Et pourtant, "les gens sont prêts à ce changement, même si bien sûr il y en a encore beaucoup qui ne réussissent pas à vivre sans auto, et iraient s'ils le pouvaient de la chambre à la cuisine en voiture. Les politiques en revanche sont très en retard, très craintifs, par peur de perdre des voix (...) sans vision urbaine à long terme", relève-t-elle.

Piero Nigrelli, directeur du secteur cycles à l'Ancma, trouve lui aussi "désarmant (de voir) à quel point les politiques n'ont pas conscience de la valeur de la bicyclette".

Il cite les 7 millions de cyclotouristes allemands, qui génèrent chaque année un chiffre d'affaires de 9 milliards d'euros. "En Italie, il suffirait de ressources modestes pour réaliser des pistes cyclables allant du nord au sud et d'est en ouest, et cela nous garantirait aussi la venue de touristes étrangers", relève-t-il.

Pour l'heure, dans la patrie du Giro, la bicyclette demeure souvent perçue comme un équipement sportif et non comme un moyen de déplacement.

Un frémissement se fait cependant ressentir, notamment à Milan, où le système de bike-sharing "Bikemi", inspiré du Vélib parisien, est de plus en plus prisé, et où de nouvelles pistes cyclables sont en cours de réalisation. Dans la capitale économique italienne, plusieurs boutiques proposent des vélos spécialement conçus pour la vie urbaine, comme le modèle britannique Bromton, repliable en deux coups secs, et muni d'une poignée pour être traîné derrière soi comme une valise.

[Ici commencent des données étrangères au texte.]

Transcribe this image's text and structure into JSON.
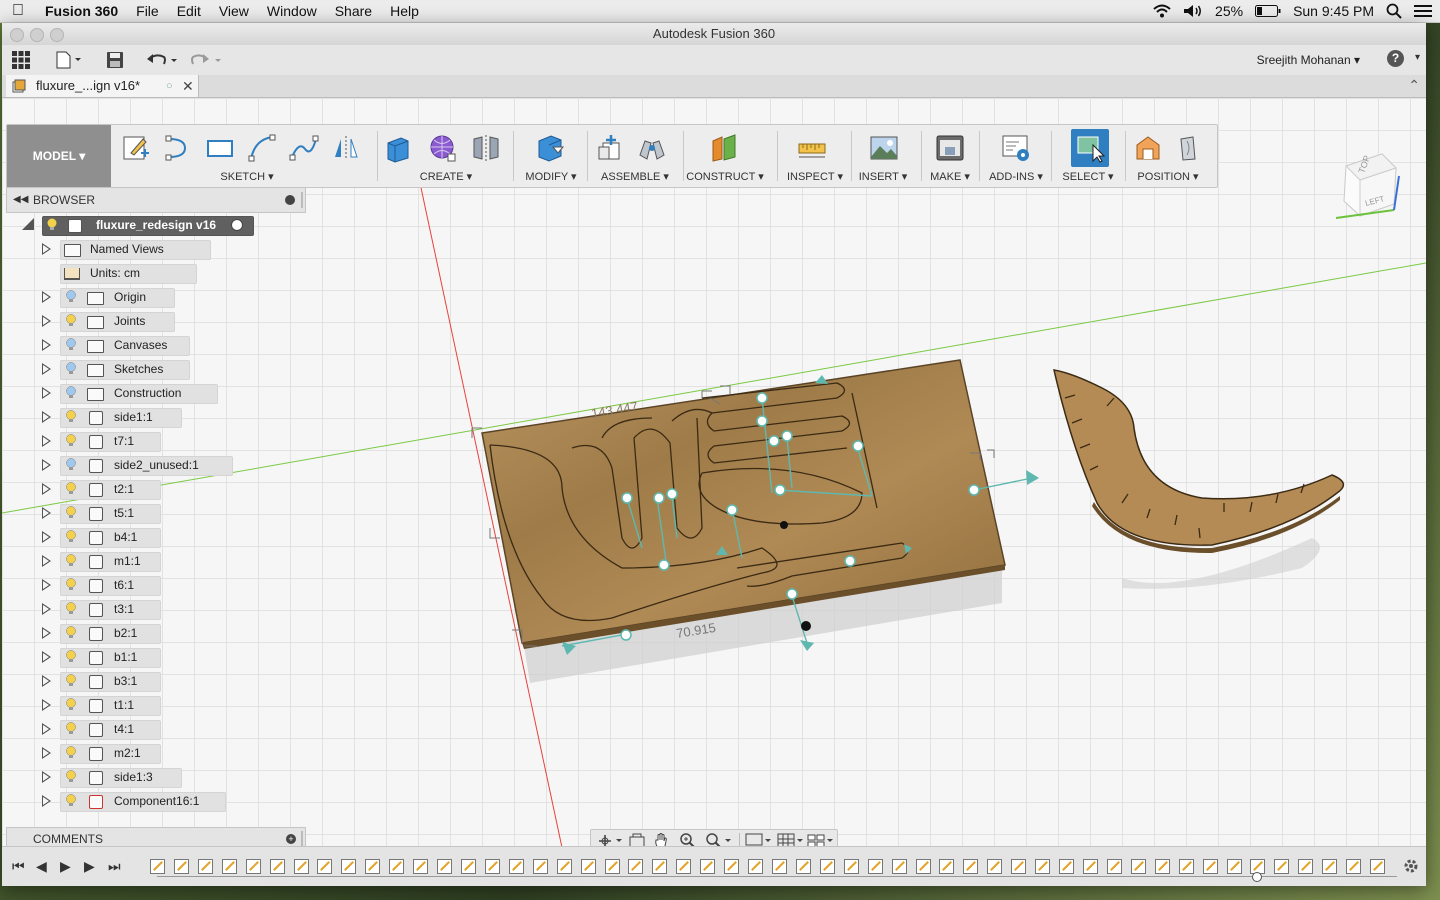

L'évolution n'a pas échappé au célèbre fabriquant italien de vélos Bianchi. Le groupe, qui s'est fait connaître par ses équipes de coureurs professionnels, dont la légende Fausto Coppi, vend désormais aussi des vélos électriques.

"Les clients demandent maintenant des vélos +commuting+ (dédiés seulement aux déplacements, ndlr) hauts de gamme, ils cherchent un investissement de long terme. Cela accrédite l'idée qu'ils se détournent de l'automobile", relève Bob Ippolito, patron de Bianchi.

 
 

Pour Piero Nigrelli, l'Italie a tout intérêt à s'inspirer de la France, qui a réussi "à mettre les gens à vélo grâce à des événements éclatants" comme le Vélib' ou la Fête du Vélo. Mais elle devrait aussi jouer à fond ses propres cartes de "royaume du goût, du design et de la mode en présentant cette tendance comme un truc cool et innovant".